Official development assistance has risen sharply to over US$100 billion in each of the past two years. Non-governmental organizations, foundations and other private groups, along with a growing number of multilateral agencies and new bilaterals have also increased their role in alleviating global poverty. But with the proliferation of new actors and instruments, aid flows have become fragmented and increasingly volatile. There is a pressing need for the actors to address the issues of whether and how to reform the current aid architecture for greater aid effectiveness.
On June 10, 2008, Homi Kharas and Johannes Linn of the Wolfensohn Center for Development at Brookings joined the Development Centre of the OECD to co-host a discussion on global development aid strategies.

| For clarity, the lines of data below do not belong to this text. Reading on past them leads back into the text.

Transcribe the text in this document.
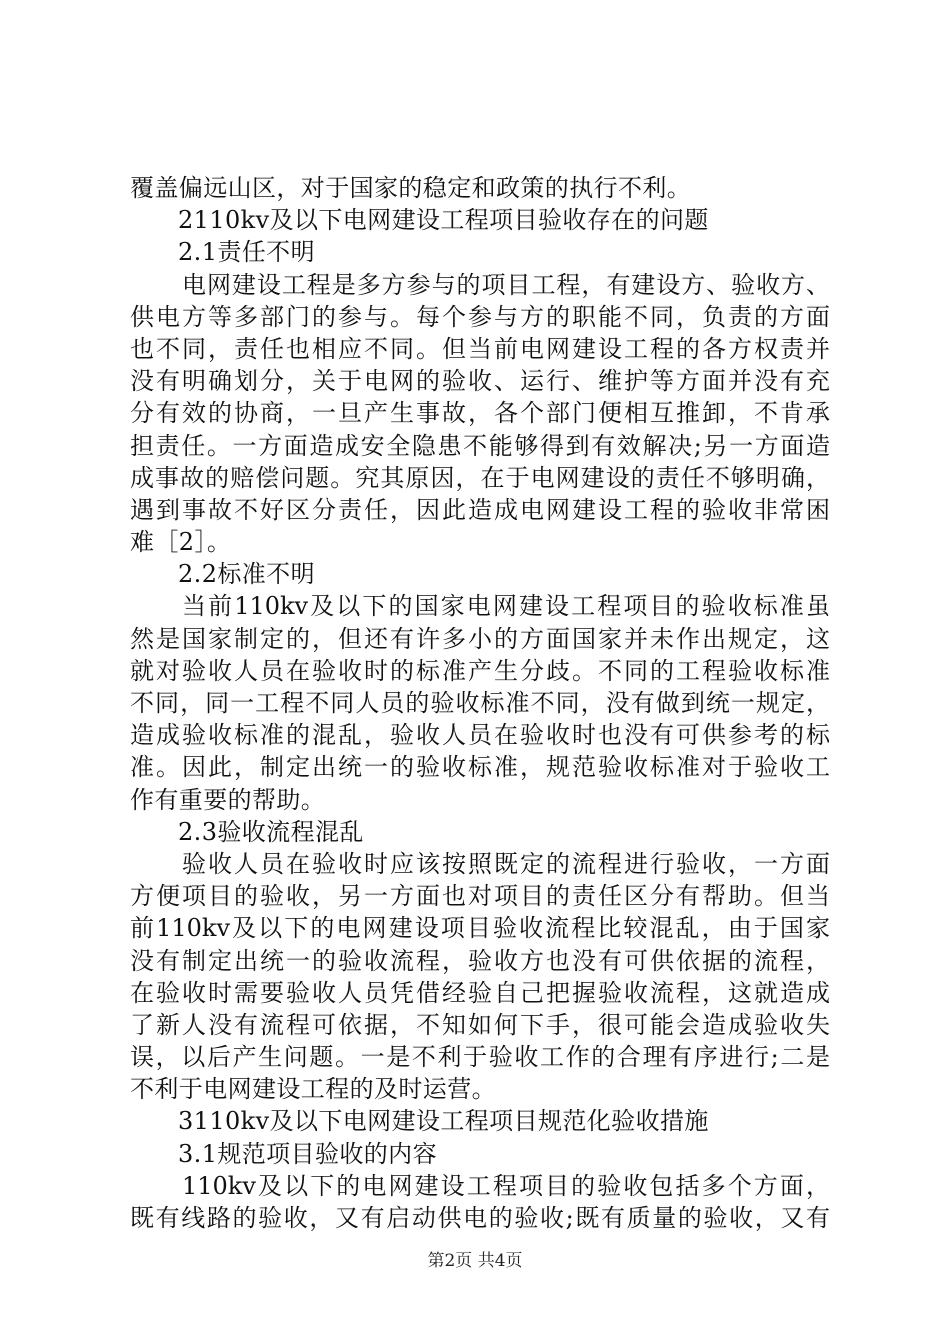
覆盖偏远山区，对于国家的稳定和政策的执行不利。
2110kv及以下电网建设工程项目验收存在的问题
2.1责任不明
电网建设工程是多方参与的项目工程，有建设方、验收方、
供电方等多部门的参与。每个参与方的职能不同，负责的方面
也不同，责任也相应不同。但当前电网建设工程的各方权责并
没有明确划分，关于电网的验收、运行、维护等方面并没有充
分有效的协商，一旦产生事故，各个部门便相互推卸，不肯承
担责任。一方面造成安全隐患不能够得到有效解决;另一方面造
成事故的赔偿问题。究其原因，在于电网建设的责任不够明确，
遇到事故不好区分责任，因此造成电网建设工程的验收非常困
难［2］。
2.2标准不明
当前110kv及以下的国家电网建设工程项目的验收标准虽
然是国家制定的，但还有许多小的方面国家并未作出规定，这
就对验收人员在验收时的标准产生分歧。不同的工程验收标准
不同，同一工程不同人员的验收标准不同，没有做到统一规定，
造成验收标准的混乱，验收人员在验收时也没有可供参考的标
准。因此，制定出统一的验收标准，规范验收标准对于验收工
作有重要的帮助。
2.3验收流程混乱
验收人员在验收时应该按照既定的流程进行验收，一方面
方便项目的验收，另一方面也对项目的责任区分有帮助。但当
前110kv及以下的电网建设项目验收流程比较混乱，由于国家
没有制定出统一的验收流程，验收方也没有可供依据的流程，
在验收时需要验收人员凭借经验自己把握验收流程，这就造成
了新人没有流程可依据，不知如何下手，很可能会造成验收失
误，以后产生问题。一是不利于验收工作的合理有序进行;二是
不利于电网建设工程的及时运营。
3110kv及以下电网建设工程项目规范化验收措施
3.1规范项目验收的内容
110kv及以下的电网建设工程项目的验收包括多个方面，
既有线路的验收，又有启动供电的验收;既有质量的验收，又有
第2页 共4页
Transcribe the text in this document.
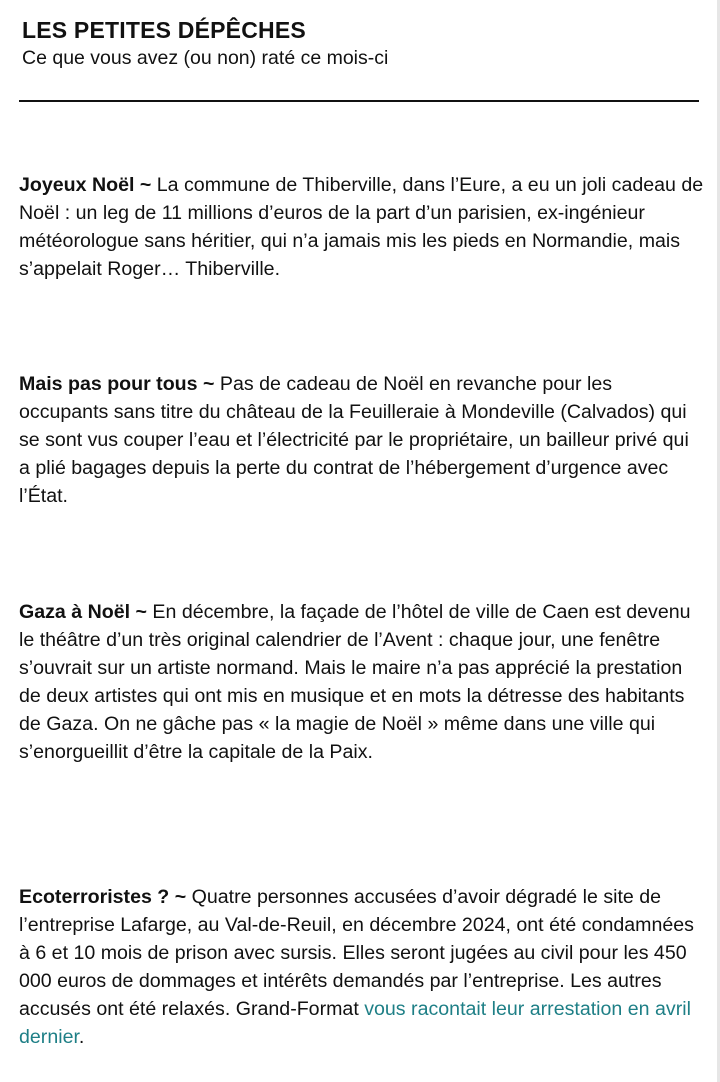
LES PETITES DÉPÊCHES

Ce que vous avez (ou non) raté ce mois-ci

Joyeux Noël ~ La commune de Thiberville, dans l’Eure, a eu un joli cadeau de Noël : un leg de 11 millions d’euros de la part d’un parisien, ex-ingénieur météorologue sans héritier, qui n’a jamais mis les pieds en Normandie, mais s’appelait Roger… Thiberville.

Mais pas pour tous ~ Pas de cadeau de Noël en revanche pour les occupants sans titre du château de la Feuilleraie à Mondeville (Calvados) qui se sont vus couper l’eau et l’électricité par le propriétaire, un bailleur privé qui a plié bagages depuis la perte du contrat de l’hébergement d’urgence avec l’État.

Gaza à Noël ~ En décembre, la façade de l’hôtel de ville de Caen est devenu le théâtre d’un très original calendrier de l’Avent : chaque jour, une fenêtre s’ouvrait sur un artiste normand. Mais le maire n’a pas apprécié la prestation de deux artistes qui ont mis en musique et en mots la détresse des habitants de Gaza. On ne gâche pas « la magie de Noël » même dans une ville qui s’enorgueillit d’être la capitale de la Paix.

Ecoterroristes ? ~ Quatre personnes accusées d’avoir dégradé le site de l’entreprise Lafarge, au Val-de-Reuil, en décembre 2024, ont été condamnées à 6 et 10 mois de prison avec sursis. Elles seront jugées au civil pour les 450 000 euros de dommages et intérêts demandés par l’entreprise. Les autres accusés ont été relaxés. Grand-Format vous racontait leur arrestation en avril dernier.
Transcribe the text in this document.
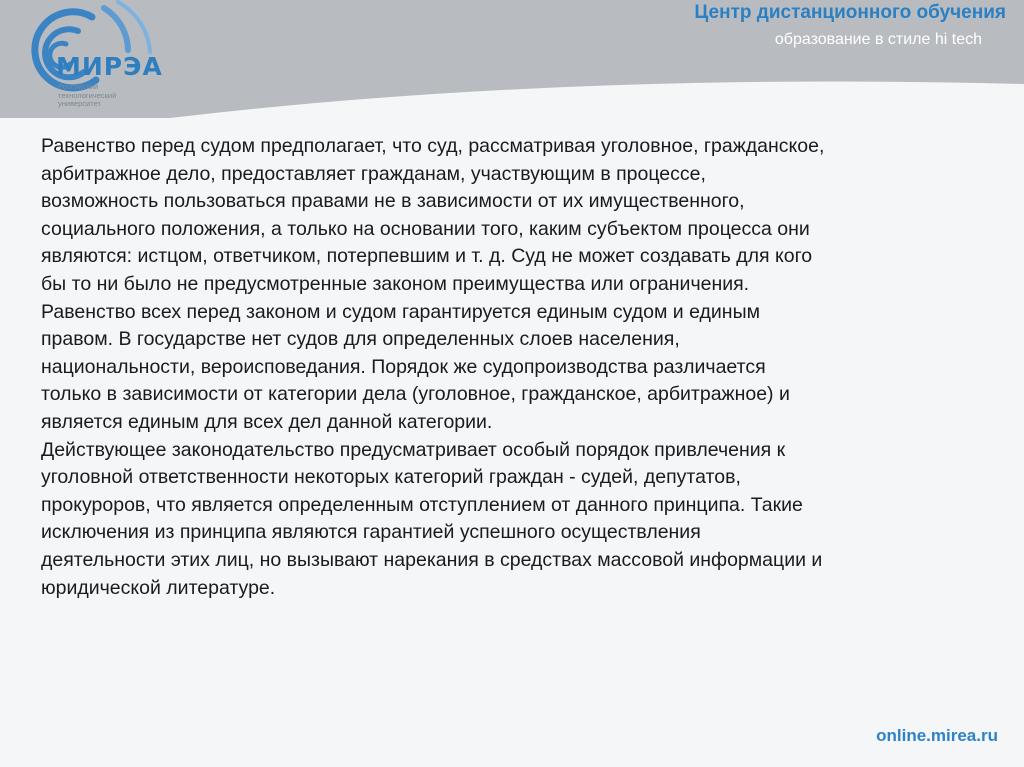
МИРЭА
Российский
технологический
университет
Центр дистанционного обучения
образование в стиле hi tech
Равенство перед судом предполагает, что суд, рассматривая уголовное, гражданское,
арбитражное дело, предоставляет гражданам, участвующим в процессе,
возможность пользоваться правами не в зависимости от их имущественного,
социального положения, а только на основании того, каким субъектом процесса они
являются: истцом, ответчиком, потерпевшим и т. д. Суд не может создавать для кого
бы то ни было не предусмотренные законом преимущества или ограничения.
Равенство всех перед законом и судом гарантируется единым судом и единым
правом. В государстве нет судов для определенных слоев населения,
национальности, вероисповедания. Порядок же судопроизводства различается
только в зависимости от категории дела (уголовное, гражданское, арбитражное) и
является единым для всех дел данной категории.
Действующее законодательство предусматривает особый порядок привлечения к
уголовной ответственности некоторых категорий граждан - судей, депутатов,
прокуроров, что является определенным отступлением от данного принципа. Такие
исключения из принципа являются гарантией успешного осуществления
деятельности этих лиц, но вызывают нарекания в средствах массовой информации и
юридической литературе.
online.mirea.ru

The Wolfensohn Center strives to improve the effectiveness of aid by promoting a better understanding of the aid system including new donor actions and behaviors and current system trends, challenges, and inefficiencies. The Center’s Aid Effectiveness Initiative, led by Homi Kharas, was the first to quantify and value the costs of aid volatility. By providing measures showing the inefficiencies of the current system, the distribution of costs across recipients, and the distribution of responsilbity across donors, Kharas convincingly demonstrates that developing policy mechanisms to decrease aid volatility is a high priority. Through a series of analytical country case studies and by engaging with fellow development experts, donors, and recipients, the Wolfensohn Center will continue to examine the efficiency and sustainability of aid to provide policy recommendations to key stakeholders and encourage the international community to react to powerful new trends in international giving.